The task parameter is required. You must provide a clear description of the task you expect the Agent to complete. Without it, the metric cannot evaluate task completion.


How It Works

  1. The AI Agent receives the input message and generates a response, potentially using tools in the process.
  2. The testing LLM reviews the Agent's response and the list of tools called during the interaction.
  3. The testing LLM evaluates whether the described task was fully completed based on the response and tool usage.
  4. A score is produced reflecting the degree of task completion.

Scoring

  • Range: 0.0 to 1.0 (higher is better).
  • High score (close to 1.0): The Agent fully completed all aspects of the defined task.
  • Low score (close to 0.0): The Agent failed to complete the task or only partially addressed it.
  • Pass condition: The score must be greater than or equal to the configured threshold.

Example

Task: "The Agent should look up the customer's order status and provide the tracking number."

Input: "Can you check the status of my order #12345?"

AI Response: "Your order #12345 is currently in transit. The tracking number is TRK-987654321. It's expected to arrive by Thursday."
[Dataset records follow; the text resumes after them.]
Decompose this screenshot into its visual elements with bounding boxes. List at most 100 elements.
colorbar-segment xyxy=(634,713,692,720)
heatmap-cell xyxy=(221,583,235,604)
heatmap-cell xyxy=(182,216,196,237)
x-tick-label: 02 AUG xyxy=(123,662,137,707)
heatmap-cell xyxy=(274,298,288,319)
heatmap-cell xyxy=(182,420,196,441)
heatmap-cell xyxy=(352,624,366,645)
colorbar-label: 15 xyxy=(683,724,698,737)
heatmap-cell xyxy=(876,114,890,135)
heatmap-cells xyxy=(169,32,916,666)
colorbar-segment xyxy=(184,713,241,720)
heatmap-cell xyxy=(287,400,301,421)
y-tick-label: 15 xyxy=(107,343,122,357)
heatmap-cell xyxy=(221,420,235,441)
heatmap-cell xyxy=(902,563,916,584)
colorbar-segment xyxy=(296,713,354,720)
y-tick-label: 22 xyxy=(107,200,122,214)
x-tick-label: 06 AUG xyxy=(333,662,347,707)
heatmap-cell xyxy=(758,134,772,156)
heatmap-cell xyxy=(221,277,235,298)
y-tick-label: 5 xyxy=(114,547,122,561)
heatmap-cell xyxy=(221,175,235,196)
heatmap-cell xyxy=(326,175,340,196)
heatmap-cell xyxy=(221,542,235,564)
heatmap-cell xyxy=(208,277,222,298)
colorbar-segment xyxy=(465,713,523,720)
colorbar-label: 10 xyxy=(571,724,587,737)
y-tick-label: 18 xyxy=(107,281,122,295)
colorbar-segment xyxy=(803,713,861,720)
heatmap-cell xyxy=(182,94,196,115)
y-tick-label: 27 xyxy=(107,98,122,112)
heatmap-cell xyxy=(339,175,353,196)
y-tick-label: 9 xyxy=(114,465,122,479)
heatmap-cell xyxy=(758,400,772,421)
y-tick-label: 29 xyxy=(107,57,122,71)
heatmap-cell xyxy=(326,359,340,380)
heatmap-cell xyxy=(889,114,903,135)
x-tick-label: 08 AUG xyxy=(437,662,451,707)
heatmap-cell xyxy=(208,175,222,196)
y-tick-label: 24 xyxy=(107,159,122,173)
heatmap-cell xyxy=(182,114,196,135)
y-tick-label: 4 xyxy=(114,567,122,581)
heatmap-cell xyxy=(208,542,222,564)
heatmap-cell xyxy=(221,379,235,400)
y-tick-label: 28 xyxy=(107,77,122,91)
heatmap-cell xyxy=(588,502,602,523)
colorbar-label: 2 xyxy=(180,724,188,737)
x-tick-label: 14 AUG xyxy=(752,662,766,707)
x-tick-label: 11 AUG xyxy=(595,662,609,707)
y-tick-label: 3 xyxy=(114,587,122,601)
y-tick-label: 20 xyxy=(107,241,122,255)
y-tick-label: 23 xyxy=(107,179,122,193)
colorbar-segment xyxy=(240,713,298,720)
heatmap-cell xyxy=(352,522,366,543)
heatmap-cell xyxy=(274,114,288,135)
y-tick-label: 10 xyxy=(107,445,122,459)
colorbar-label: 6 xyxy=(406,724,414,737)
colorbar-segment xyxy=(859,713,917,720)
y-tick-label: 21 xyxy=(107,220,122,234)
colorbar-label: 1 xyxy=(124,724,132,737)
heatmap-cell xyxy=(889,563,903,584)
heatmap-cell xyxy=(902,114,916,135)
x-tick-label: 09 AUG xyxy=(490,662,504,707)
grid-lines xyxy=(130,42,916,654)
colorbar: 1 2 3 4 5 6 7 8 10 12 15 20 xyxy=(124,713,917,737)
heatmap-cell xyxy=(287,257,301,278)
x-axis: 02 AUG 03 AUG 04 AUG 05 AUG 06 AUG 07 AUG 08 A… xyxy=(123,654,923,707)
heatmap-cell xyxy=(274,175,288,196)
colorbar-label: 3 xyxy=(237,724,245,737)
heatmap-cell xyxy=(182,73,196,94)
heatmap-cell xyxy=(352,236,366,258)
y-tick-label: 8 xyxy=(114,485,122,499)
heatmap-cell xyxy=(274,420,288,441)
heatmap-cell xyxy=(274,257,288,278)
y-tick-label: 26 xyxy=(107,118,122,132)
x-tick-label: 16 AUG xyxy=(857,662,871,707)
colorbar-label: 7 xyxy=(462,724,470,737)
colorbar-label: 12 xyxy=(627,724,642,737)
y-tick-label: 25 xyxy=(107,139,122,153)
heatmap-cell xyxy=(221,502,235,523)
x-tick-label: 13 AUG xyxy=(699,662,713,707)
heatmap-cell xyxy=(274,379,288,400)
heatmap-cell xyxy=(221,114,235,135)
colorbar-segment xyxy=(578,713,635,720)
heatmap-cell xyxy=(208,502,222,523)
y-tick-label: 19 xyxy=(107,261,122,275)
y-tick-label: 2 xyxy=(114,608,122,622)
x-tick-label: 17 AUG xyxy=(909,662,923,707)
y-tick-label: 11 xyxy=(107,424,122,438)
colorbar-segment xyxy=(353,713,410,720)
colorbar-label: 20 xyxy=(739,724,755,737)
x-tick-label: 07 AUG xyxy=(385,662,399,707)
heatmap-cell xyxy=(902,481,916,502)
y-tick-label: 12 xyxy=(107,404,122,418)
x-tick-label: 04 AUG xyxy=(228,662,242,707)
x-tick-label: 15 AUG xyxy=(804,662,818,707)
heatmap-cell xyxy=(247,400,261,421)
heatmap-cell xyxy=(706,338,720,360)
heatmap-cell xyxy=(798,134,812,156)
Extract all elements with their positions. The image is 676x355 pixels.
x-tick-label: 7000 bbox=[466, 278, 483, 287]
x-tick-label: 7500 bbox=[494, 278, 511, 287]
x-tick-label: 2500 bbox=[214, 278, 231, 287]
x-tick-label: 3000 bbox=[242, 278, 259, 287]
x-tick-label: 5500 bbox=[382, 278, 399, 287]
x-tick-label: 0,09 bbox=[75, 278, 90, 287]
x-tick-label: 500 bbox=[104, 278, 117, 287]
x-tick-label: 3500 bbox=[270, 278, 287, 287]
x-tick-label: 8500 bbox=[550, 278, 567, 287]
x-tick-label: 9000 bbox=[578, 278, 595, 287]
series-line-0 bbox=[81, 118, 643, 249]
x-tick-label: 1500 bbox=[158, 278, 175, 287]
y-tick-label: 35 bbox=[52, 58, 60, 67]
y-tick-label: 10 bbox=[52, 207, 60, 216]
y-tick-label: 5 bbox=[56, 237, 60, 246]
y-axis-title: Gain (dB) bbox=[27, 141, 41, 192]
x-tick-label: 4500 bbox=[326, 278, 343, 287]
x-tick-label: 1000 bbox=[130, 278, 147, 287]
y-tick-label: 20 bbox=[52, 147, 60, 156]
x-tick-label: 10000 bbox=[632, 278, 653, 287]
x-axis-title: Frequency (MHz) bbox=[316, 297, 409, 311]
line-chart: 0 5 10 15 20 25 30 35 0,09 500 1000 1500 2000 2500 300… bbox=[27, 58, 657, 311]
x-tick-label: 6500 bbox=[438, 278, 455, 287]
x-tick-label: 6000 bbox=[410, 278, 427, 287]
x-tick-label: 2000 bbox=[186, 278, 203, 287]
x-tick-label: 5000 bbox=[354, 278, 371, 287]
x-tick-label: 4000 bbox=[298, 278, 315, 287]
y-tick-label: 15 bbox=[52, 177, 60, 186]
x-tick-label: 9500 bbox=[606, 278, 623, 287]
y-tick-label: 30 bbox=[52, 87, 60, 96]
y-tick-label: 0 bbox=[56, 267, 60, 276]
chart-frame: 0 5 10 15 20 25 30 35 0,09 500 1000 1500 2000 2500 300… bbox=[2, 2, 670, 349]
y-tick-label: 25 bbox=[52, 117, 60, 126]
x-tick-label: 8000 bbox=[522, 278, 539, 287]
Tools called: lookup_order

Score: 0.92

Result: Passed (threshold: 0.8)

The Agent completed both parts of the task: looking up the order status and providing the tracking number.


Tips for Improving Scores

  • Write clear, specific task descriptions that define exactly what "completion" looks like.
  • Break complex tasks into subtasks in the description (e.g., "The Agent should: 1) look up the order, 2) provide the tracking number, 3) give the delivery estimate").
  • Ensure the Agent has access to all the tools it needs to complete the task.
  • If the Agent partially completes tasks, check whether tool descriptions are clear enough for the Agent to know when and how to use them.
  • Review the reason text when scores are low — it often indicates which part of the task was missed.